Infine, la miseria economica e sociale, i sussidi di stato e il controllo a scopo sanitario, produssero di fatto l’estinzione delle sovranità politiche, popolari e nazionali e il trasferimento del potere a un protettorato medico-economico-tecnocratico che garantiva i flussi finanziari, i divieti e il bilancio. Fu così che il comunismo cooptò gli oligarchi della finanza. Col dispotismo maocapitalista furono insediati i cavalli di Troika, terne di comando costituite da un banchiere, un manipolatore mediatico e un militare. Sbaragliati i paesi sviluppati e smantellate le loro produzioni, ridotti alla fame i paesi che vivevano del petrolio, livellata la società e revocata la democrazia, il comunismo implicito era dominato da un clan di falsi scienziati e di veri satrapi.

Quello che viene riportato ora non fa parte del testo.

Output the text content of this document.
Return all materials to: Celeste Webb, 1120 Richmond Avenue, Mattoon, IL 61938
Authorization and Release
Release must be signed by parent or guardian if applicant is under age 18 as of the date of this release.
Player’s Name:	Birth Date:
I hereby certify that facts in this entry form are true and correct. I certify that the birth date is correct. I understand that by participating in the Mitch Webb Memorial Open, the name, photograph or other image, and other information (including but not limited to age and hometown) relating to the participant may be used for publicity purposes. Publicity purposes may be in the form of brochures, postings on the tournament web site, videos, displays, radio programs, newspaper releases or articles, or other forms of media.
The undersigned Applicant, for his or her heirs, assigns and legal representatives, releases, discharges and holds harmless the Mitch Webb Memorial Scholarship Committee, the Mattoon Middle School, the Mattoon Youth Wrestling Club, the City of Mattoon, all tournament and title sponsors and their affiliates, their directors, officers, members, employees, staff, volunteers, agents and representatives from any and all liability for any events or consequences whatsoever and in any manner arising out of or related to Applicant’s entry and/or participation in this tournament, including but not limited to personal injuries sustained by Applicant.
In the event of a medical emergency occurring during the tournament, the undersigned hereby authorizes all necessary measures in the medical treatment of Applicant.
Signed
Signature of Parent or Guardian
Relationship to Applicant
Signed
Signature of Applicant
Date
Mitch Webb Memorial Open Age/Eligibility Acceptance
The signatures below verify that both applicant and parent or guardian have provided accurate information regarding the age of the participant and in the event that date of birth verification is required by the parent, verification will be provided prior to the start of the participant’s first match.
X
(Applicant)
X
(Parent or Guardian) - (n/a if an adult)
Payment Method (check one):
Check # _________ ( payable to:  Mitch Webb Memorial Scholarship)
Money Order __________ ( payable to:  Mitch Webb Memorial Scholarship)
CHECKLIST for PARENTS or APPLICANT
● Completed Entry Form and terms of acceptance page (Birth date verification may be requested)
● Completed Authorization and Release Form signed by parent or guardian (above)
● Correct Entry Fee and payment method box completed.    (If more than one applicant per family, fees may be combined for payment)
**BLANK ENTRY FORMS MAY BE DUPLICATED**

Un raggio di sole filtrato nella stanza mi liberò dall’incubo ma restò negli occhi, nella mente, nei polmoni, in gola. Certo, sono cattivi pensieri; anche Paul Valéry scrisse i suoi Cattivi pensieri in tempo di cattività sotto la guerra mondiale e durante l’occupazione tedesca.
La dolcezza proibita di aprile, che era il mese più bello e più promettente – bello per la primavera che effonde, promettente per l’estate che annuncia – è diventato con la prigione domestica “il più crudele dei mesi”, come scrisse T.S. Eliot.
E il divieto di Resurrezione per motivi igienici, imposto nella Settimana Santa, ha reso ancora più atroce la detenzione. Se neghi a un uomo la Pasqua, nel nome della salute gli neghi la possibilità di salvezza.